Dennoch holte Tuchel zu einem regelrechten Loblied auf Müller aus: "Er ist ein ganz besonderer Spieler. Ihn zeichnet aktuell aus, dass er in einer Art und Weise mannschaftsdienlich ist, als wäre er ein ganz junger Spieler. Er ist voll dabei, egal in welchem Training, ob er mal Minuten bekommen hat oder nicht. Es gab nicht einen Tag Unterschiede in seiner Laune und Bereitschaft im Training und in der Kabine. Auf dem Feld sowieso. Er war absolut top bisher und deshalb ist es gut, dass er bleibt."

Nach dem 3:0 gegen den VfB Stuttgart durfte sich Müller über seine zweite Startelf-Nominierung in Folge freuen. Das hatte es zuletzt am 3. und 4. Spieltag in der Bundesliga gegeben. Dass Müller in den Jungbrunnen gefallen ist, bewies er nicht nur mit seinen beiden Vorlagen.

Thomas Müller bald wieder zu mehr bestimmt?

Müller hatte die mit Abstand meisten Ballaktionen im letzten Drittel, verzeichnete die meisten Abschlüsse und brachte die Hintermannschaft der Wölfe mit seinen gefürchteten Läufen in die Schnittstellen mehrfach in die Bredouille. Die Latte verhinderte einen eigenen Treffer.
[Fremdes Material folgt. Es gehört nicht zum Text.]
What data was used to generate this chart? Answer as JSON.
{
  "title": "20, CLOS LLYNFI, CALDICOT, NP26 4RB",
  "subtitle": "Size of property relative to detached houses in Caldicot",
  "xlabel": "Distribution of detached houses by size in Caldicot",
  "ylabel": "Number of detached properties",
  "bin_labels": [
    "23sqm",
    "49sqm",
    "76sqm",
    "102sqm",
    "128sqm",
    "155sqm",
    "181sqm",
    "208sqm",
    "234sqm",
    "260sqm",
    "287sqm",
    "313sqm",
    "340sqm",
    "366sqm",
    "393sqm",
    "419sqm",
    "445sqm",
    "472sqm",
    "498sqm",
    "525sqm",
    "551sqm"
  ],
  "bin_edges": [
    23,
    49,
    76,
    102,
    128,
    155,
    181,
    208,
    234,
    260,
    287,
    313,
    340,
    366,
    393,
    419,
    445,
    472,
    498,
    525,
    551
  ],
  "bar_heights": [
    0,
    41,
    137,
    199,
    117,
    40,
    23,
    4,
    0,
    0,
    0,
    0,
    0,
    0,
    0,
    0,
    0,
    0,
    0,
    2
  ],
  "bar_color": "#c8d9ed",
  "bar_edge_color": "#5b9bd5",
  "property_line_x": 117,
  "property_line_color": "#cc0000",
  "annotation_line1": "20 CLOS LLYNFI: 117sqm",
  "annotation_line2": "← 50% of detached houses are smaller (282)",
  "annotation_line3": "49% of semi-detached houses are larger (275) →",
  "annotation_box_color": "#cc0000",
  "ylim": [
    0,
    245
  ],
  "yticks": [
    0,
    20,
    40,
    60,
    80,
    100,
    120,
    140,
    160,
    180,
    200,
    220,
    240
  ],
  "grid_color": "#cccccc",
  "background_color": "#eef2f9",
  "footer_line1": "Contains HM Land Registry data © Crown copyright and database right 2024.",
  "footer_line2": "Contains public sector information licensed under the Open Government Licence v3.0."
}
"Er ist ein fantastischer Spieler", sagte Harry Kane und beglückwünschte Müller, der seinen 21. Saisontreffer vorbereitet hatte, zum neuen Vertrag: "Er bringt alles mit, was du dir für einen Mannschaftskameraden wünschst. (...) Er ist ein großartiger Partner."

Dass Müllers Arbeitstag nach einer guten Stunde beendet war, lag derweil nicht etwa an seiner Fitness. Vielmehr sah sich Tuchel gezwungen, in Matthijs de Ligt einen weiteren Defensivspieler einzuwechseln, um der Wolfsburger Drangphase entgegenzuwirken.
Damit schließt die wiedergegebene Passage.